Project Goals
site
The web site malaga.sandelman.ca was started in January 2026.
The Malaga project aims to turn proof-of-concept https://www.rfc-editor.org/info/rfc8520 MUD Controllers into an upstream, enabled and installed by default OpenWRT package.
The Manufacturer Usage Description, or MUD, was standardized in 2019. It is a JSON format file, described by a YANG data model, which describes a set of Access Control Lists (“ACLs”, pronounced, officially as [ak-uh l], according to RFC8519), that indicate what are expected network behaviours for a specified purpose device, such as an IoT device.
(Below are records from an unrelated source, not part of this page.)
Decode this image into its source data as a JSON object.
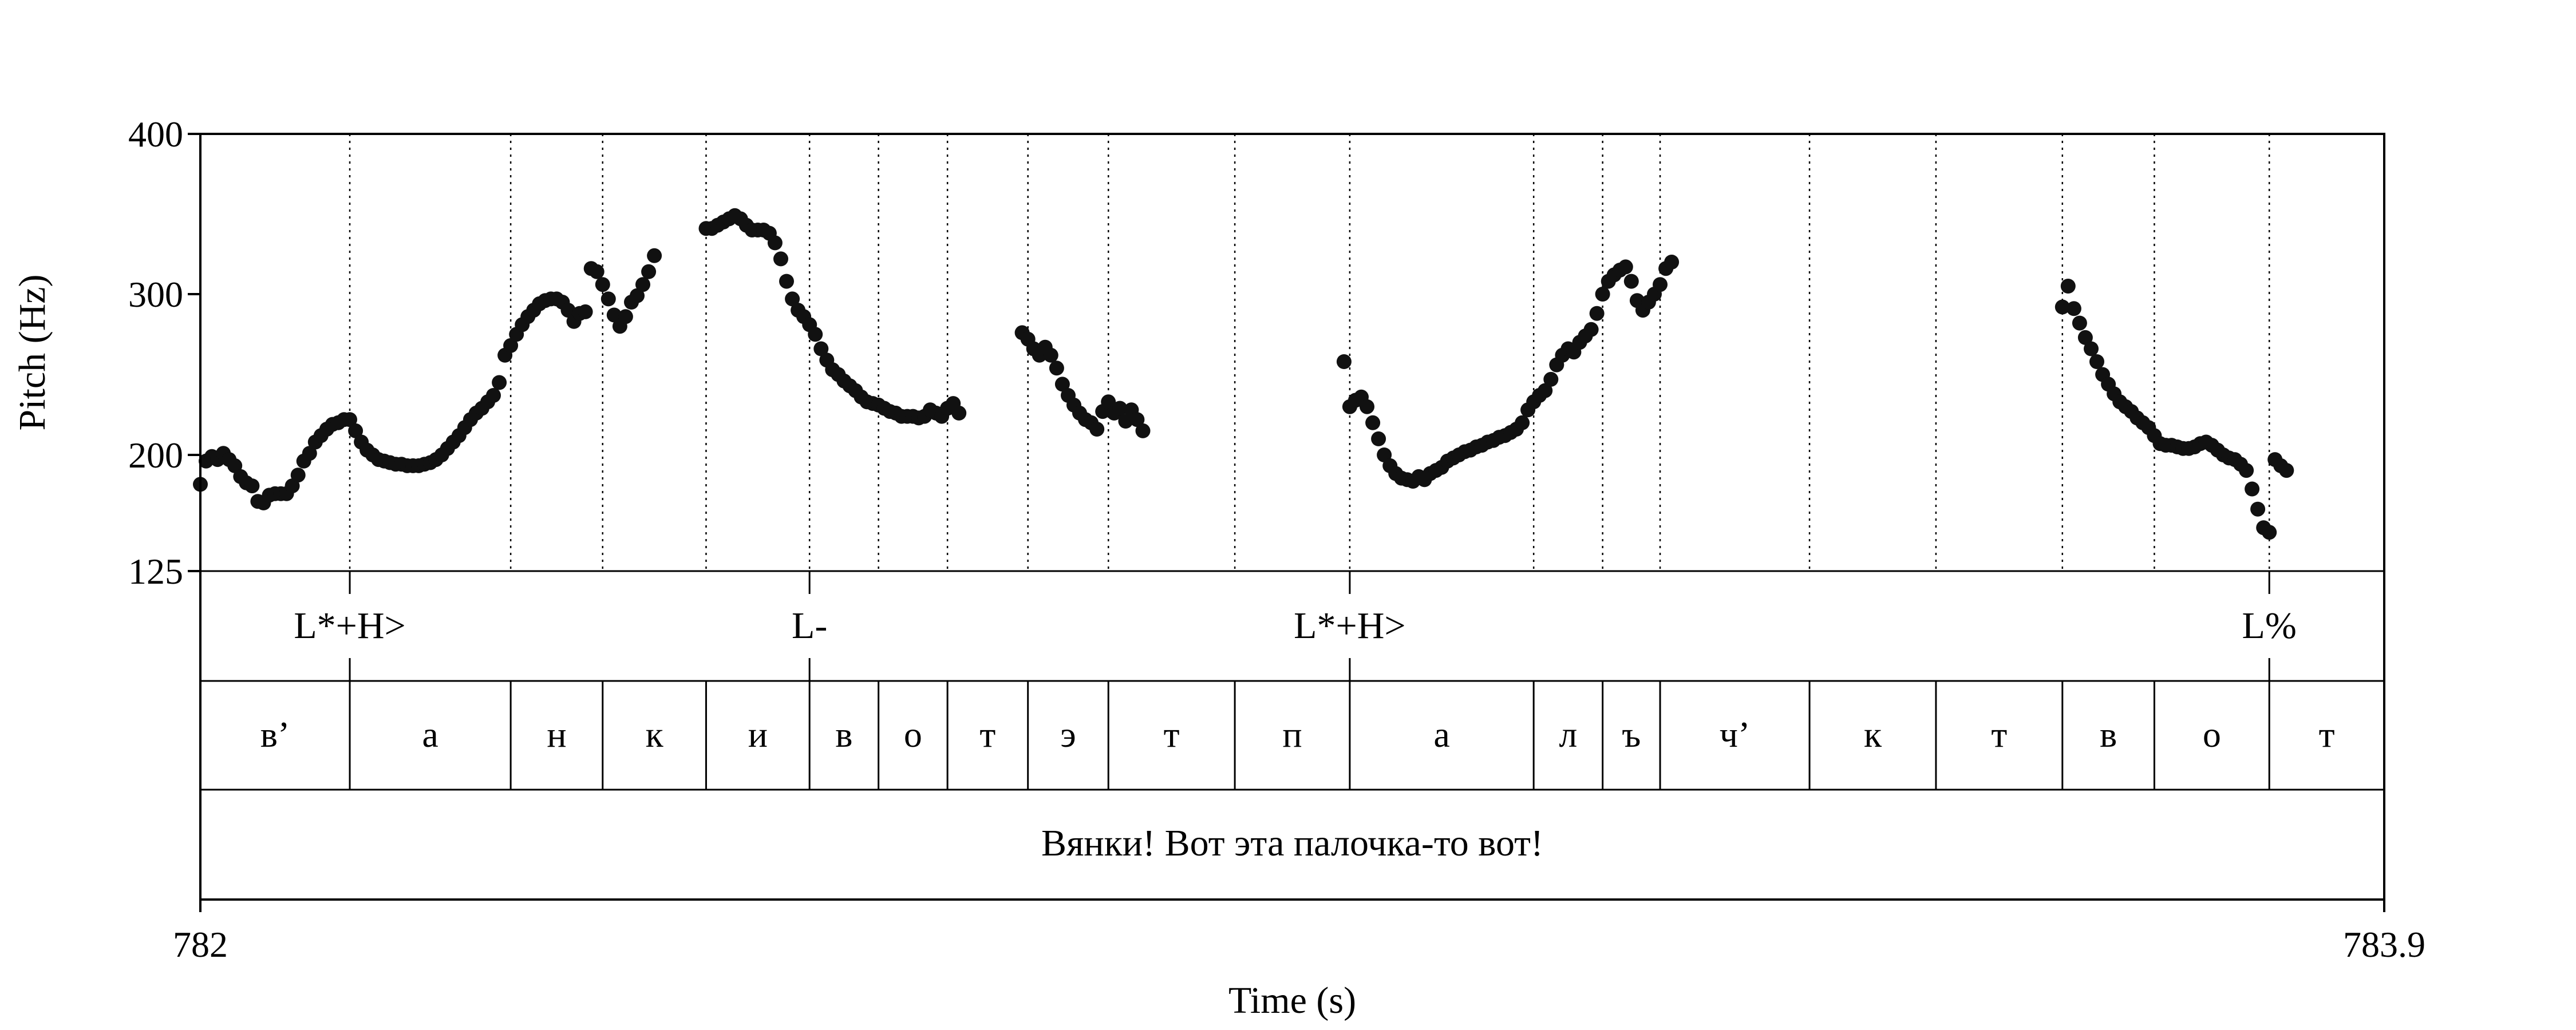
{
  "chart_data": {
    "type": "scatter",
    "xlabel": "Time (s)",
    "ylabel": "Pitch (Hz)",
    "xlim": [
      782,
      783.9
    ],
    "ylim": [
      125,
      400
    ],
    "y_ticks": [
      400,
      300,
      200,
      125
    ],
    "x_tick_labels": [
      "782",
      "783.9"
    ],
    "tone_tier": [
      {
        "label": "L*+H>",
        "time": 782.13
      },
      {
        "label": "L-",
        "time": 782.53
      },
      {
        "label": "L*+H>",
        "time": 783.0
      },
      {
        "label": "L%",
        "time": 783.8
      }
    ],
    "segments": [
      {
        "label": "в’",
        "start": 782.0,
        "end": 782.13
      },
      {
        "label": "а",
        "start": 782.13,
        "end": 782.27
      },
      {
        "label": "н",
        "start": 782.27,
        "end": 782.35
      },
      {
        "label": "к",
        "start": 782.35,
        "end": 782.44
      },
      {
        "label": "и",
        "start": 782.44,
        "end": 782.53
      },
      {
        "label": "в",
        "start": 782.53,
        "end": 782.59
      },
      {
        "label": "о",
        "start": 782.59,
        "end": 782.65
      },
      {
        "label": "т",
        "start": 782.65,
        "end": 782.72
      },
      {
        "label": "э",
        "start": 782.72,
        "end": 782.79
      },
      {
        "label": "т",
        "start": 782.79,
        "end": 782.9
      },
      {
        "label": "п",
        "start": 782.9,
        "end": 783.0
      },
      {
        "label": "а",
        "start": 783.0,
        "end": 783.16
      },
      {
        "label": "л",
        "start": 783.16,
        "end": 783.22
      },
      {
        "label": "ъ",
        "start": 783.22,
        "end": 783.27
      },
      {
        "label": "ч’",
        "start": 783.27,
        "end": 783.4
      },
      {
        "label": "к",
        "start": 783.4,
        "end": 783.51
      },
      {
        "label": "т",
        "start": 783.51,
        "end": 783.62
      },
      {
        "label": "в",
        "start": 783.62,
        "end": 783.7
      },
      {
        "label": "о",
        "start": 783.7,
        "end": 783.8
      },
      {
        "label": "т",
        "start": 783.8,
        "end": 783.9
      }
    ],
    "utterance": "Вянки! Вот эта палочка-то вот!",
    "pitch_series": [
      {
        "points": [
          [
            782.0,
            181
          ],
          [
            782.005,
            196
          ],
          [
            782.01,
            199
          ],
          [
            782.015,
            197
          ],
          [
            782.02,
            201
          ],
          [
            782.025,
            197
          ],
          [
            782.03,
            193
          ],
          [
            782.035,
            186
          ],
          [
            782.04,
            182
          ],
          [
            782.045,
            180
          ],
          [
            782.05,
            170
          ],
          [
            782.055,
            169
          ],
          [
            782.06,
            174
          ],
          [
            782.065,
            175
          ],
          [
            782.07,
            175
          ],
          [
            782.075,
            175
          ],
          [
            782.08,
            180
          ],
          [
            782.085,
            187
          ],
          [
            782.09,
            196
          ],
          [
            782.095,
            201
          ],
          [
            782.1,
            208
          ],
          [
            782.105,
            212
          ],
          [
            782.11,
            216
          ],
          [
            782.115,
            219
          ],
          [
            782.12,
            220
          ],
          [
            782.125,
            222
          ],
          [
            782.13,
            222
          ],
          [
            782.135,
            215
          ],
          [
            782.14,
            208
          ],
          [
            782.145,
            203
          ],
          [
            782.15,
            200
          ],
          [
            782.155,
            197
          ],
          [
            782.16,
            196
          ],
          [
            782.165,
            195
          ],
          [
            782.17,
            194
          ],
          [
            782.175,
            194
          ],
          [
            782.18,
            193
          ],
          [
            782.185,
            193
          ],
          [
            782.19,
            193
          ],
          [
            782.195,
            194
          ],
          [
            782.2,
            195
          ],
          [
            782.205,
            197
          ],
          [
            782.21,
            200
          ],
          [
            782.215,
            204
          ],
          [
            782.22,
            208
          ],
          [
            782.225,
            212
          ],
          [
            782.23,
            217
          ],
          [
            782.235,
            222
          ],
          [
            782.24,
            226
          ],
          [
            782.245,
            229
          ],
          [
            782.25,
            233
          ],
          [
            782.255,
            237
          ],
          [
            782.26,
            245
          ],
          [
            782.265,
            262
          ],
          [
            782.27,
            268
          ],
          [
            782.275,
            275
          ],
          [
            782.28,
            281
          ],
          [
            782.285,
            286
          ],
          [
            782.29,
            290
          ],
          [
            782.295,
            294
          ],
          [
            782.3,
            296
          ],
          [
            782.305,
            297
          ],
          [
            782.31,
            297
          ],
          [
            782.315,
            295
          ],
          [
            782.32,
            290
          ],
          [
            782.325,
            283
          ],
          [
            782.33,
            288
          ],
          [
            782.335,
            289
          ],
          [
            782.34,
            316
          ],
          [
            782.345,
            314
          ],
          [
            782.35,
            306
          ],
          [
            782.355,
            297
          ],
          [
            782.36,
            287
          ],
          [
            782.365,
            280
          ],
          [
            782.37,
            286
          ],
          [
            782.375,
            295
          ],
          [
            782.38,
            299
          ],
          [
            782.385,
            306
          ],
          [
            782.39,
            314
          ],
          [
            782.395,
            324
          ]
        ]
      },
      {
        "points": [
          [
            782.44,
            341
          ],
          [
            782.445,
            341
          ],
          [
            782.45,
            343
          ],
          [
            782.455,
            345
          ],
          [
            782.46,
            347
          ],
          [
            782.465,
            349
          ],
          [
            782.47,
            347
          ],
          [
            782.475,
            343
          ],
          [
            782.48,
            340
          ],
          [
            782.485,
            340
          ],
          [
            782.49,
            340
          ],
          [
            782.495,
            338
          ],
          [
            782.5,
            332
          ],
          [
            782.505,
            322
          ],
          [
            782.51,
            308
          ],
          [
            782.515,
            297
          ],
          [
            782.52,
            290
          ],
          [
            782.525,
            286
          ],
          [
            782.53,
            281
          ],
          [
            782.535,
            275
          ],
          [
            782.54,
            266
          ],
          [
            782.545,
            259
          ],
          [
            782.55,
            253
          ],
          [
            782.555,
            250
          ],
          [
            782.56,
            246
          ],
          [
            782.565,
            243
          ],
          [
            782.57,
            240
          ],
          [
            782.575,
            236
          ],
          [
            782.58,
            233
          ],
          [
            782.585,
            232
          ],
          [
            782.59,
            231
          ],
          [
            782.595,
            229
          ],
          [
            782.6,
            227
          ],
          [
            782.605,
            226
          ],
          [
            782.61,
            224
          ],
          [
            782.615,
            224
          ],
          [
            782.62,
            224
          ],
          [
            782.625,
            223
          ],
          [
            782.63,
            224
          ],
          [
            782.635,
            228
          ],
          [
            782.64,
            226
          ],
          [
            782.645,
            224
          ],
          [
            782.65,
            229
          ],
          [
            782.655,
            232
          ],
          [
            782.66,
            226
          ]
        ]
      },
      {
        "points": [
          [
            782.715,
            276
          ],
          [
            782.72,
            272
          ],
          [
            782.725,
            266
          ],
          [
            782.73,
            262
          ],
          [
            782.735,
            267
          ],
          [
            782.74,
            262
          ],
          [
            782.745,
            254
          ],
          [
            782.75,
            244
          ],
          [
            782.755,
            237
          ],
          [
            782.76,
            231
          ],
          [
            782.765,
            226
          ],
          [
            782.77,
            222
          ],
          [
            782.775,
            220
          ],
          [
            782.78,
            216
          ],
          [
            782.785,
            227
          ],
          [
            782.79,
            233
          ],
          [
            782.795,
            226
          ],
          [
            782.8,
            229
          ],
          [
            782.805,
            221
          ],
          [
            782.81,
            228
          ],
          [
            782.815,
            222
          ],
          [
            782.82,
            215
          ]
        ]
      },
      {
        "points": [
          [
            782.995,
            258
          ],
          [
            783.0,
            230
          ],
          [
            783.005,
            234
          ],
          [
            783.01,
            236
          ],
          [
            783.015,
            230
          ],
          [
            783.02,
            220
          ],
          [
            783.025,
            210
          ],
          [
            783.03,
            200
          ],
          [
            783.035,
            193
          ],
          [
            783.04,
            188
          ],
          [
            783.045,
            185
          ],
          [
            783.05,
            184
          ],
          [
            783.055,
            183
          ],
          [
            783.06,
            186
          ],
          [
            783.065,
            184
          ],
          [
            783.07,
            188
          ],
          [
            783.075,
            190
          ],
          [
            783.08,
            192
          ],
          [
            783.085,
            196
          ],
          [
            783.09,
            198
          ],
          [
            783.095,
            200
          ],
          [
            783.1,
            202
          ],
          [
            783.105,
            203
          ],
          [
            783.11,
            205
          ],
          [
            783.115,
            206
          ],
          [
            783.12,
            208
          ],
          [
            783.125,
            209
          ],
          [
            783.13,
            211
          ],
          [
            783.135,
            212
          ],
          [
            783.14,
            214
          ],
          [
            783.145,
            216
          ],
          [
            783.15,
            220
          ],
          [
            783.155,
            228
          ],
          [
            783.16,
            233
          ],
          [
            783.165,
            237
          ],
          [
            783.17,
            240
          ],
          [
            783.175,
            247
          ],
          [
            783.18,
            256
          ],
          [
            783.185,
            262
          ],
          [
            783.19,
            266
          ],
          [
            783.195,
            264
          ],
          [
            783.2,
            270
          ],
          [
            783.205,
            274
          ],
          [
            783.21,
            278
          ],
          [
            783.215,
            288
          ],
          [
            783.22,
            300
          ],
          [
            783.225,
            308
          ],
          [
            783.23,
            312
          ],
          [
            783.235,
            315
          ],
          [
            783.24,
            317
          ],
          [
            783.245,
            308
          ],
          [
            783.25,
            296
          ],
          [
            783.255,
            290
          ],
          [
            783.26,
            295
          ],
          [
            783.265,
            300
          ],
          [
            783.27,
            306
          ],
          [
            783.275,
            316
          ],
          [
            783.28,
            320
          ]
        ]
      },
      {
        "points": [
          [
            783.62,
            292
          ],
          [
            783.625,
            305
          ],
          [
            783.63,
            291
          ],
          [
            783.635,
            282
          ],
          [
            783.64,
            273
          ],
          [
            783.645,
            266
          ],
          [
            783.65,
            258
          ],
          [
            783.655,
            250
          ],
          [
            783.66,
            244
          ],
          [
            783.665,
            238
          ],
          [
            783.67,
            233
          ],
          [
            783.675,
            230
          ],
          [
            783.68,
            227
          ],
          [
            783.685,
            223
          ],
          [
            783.69,
            220
          ],
          [
            783.695,
            217
          ],
          [
            783.7,
            212
          ],
          [
            783.705,
            207
          ],
          [
            783.71,
            206
          ],
          [
            783.715,
            206
          ],
          [
            783.72,
            205
          ],
          [
            783.725,
            204
          ],
          [
            783.73,
            204
          ],
          [
            783.735,
            205
          ],
          [
            783.74,
            207
          ],
          [
            783.745,
            208
          ],
          [
            783.75,
            206
          ],
          [
            783.755,
            203
          ],
          [
            783.76,
            200
          ],
          [
            783.765,
            198
          ],
          [
            783.77,
            197
          ],
          [
            783.775,
            194
          ],
          [
            783.78,
            190
          ],
          [
            783.785,
            178
          ],
          [
            783.79,
            165
          ],
          [
            783.795,
            153
          ],
          [
            783.8,
            150
          ],
          [
            783.805,
            197
          ],
          [
            783.81,
            193
          ],
          [
            783.815,
            190
          ]
        ]
      }
    ]
  }
}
Since 2019 there has been a lot of excitement around this, but there has not been very much actual deployment. There has been smoke, but there isn’t has been fire. The goal of this project is to create fire.
Like many useful network protocols there is often not a clear path to the so-called “fax effect”, whereby each new owner of a fax machine increases the overall value of the fax system. Even the fax machine had to wait for at least two fax machines to exist: a single machine has little utility.
In the MUD ecosystem, one needs two things:
- a MUD controller: the device that enforces the ACLs
- a MUD device: the device which is being described
These two devices usually come from diverse manufacturers who do not coordinate, and therefore can not absorb the external costs of implementing MUD, while getting no immediate benefit.
This project aims to clear this “log jam” by creating a production ready MUD controller that can be included in the OpenWRT home router ecosystem.
To adequately test this, an IoT device with appropriate MUD mechanisms is needed. Beyond the value in teting, having such a reference design, and getting it upstreamed into commonly available IoT platforms will improve the situation for all participants in the IoT ecosystem.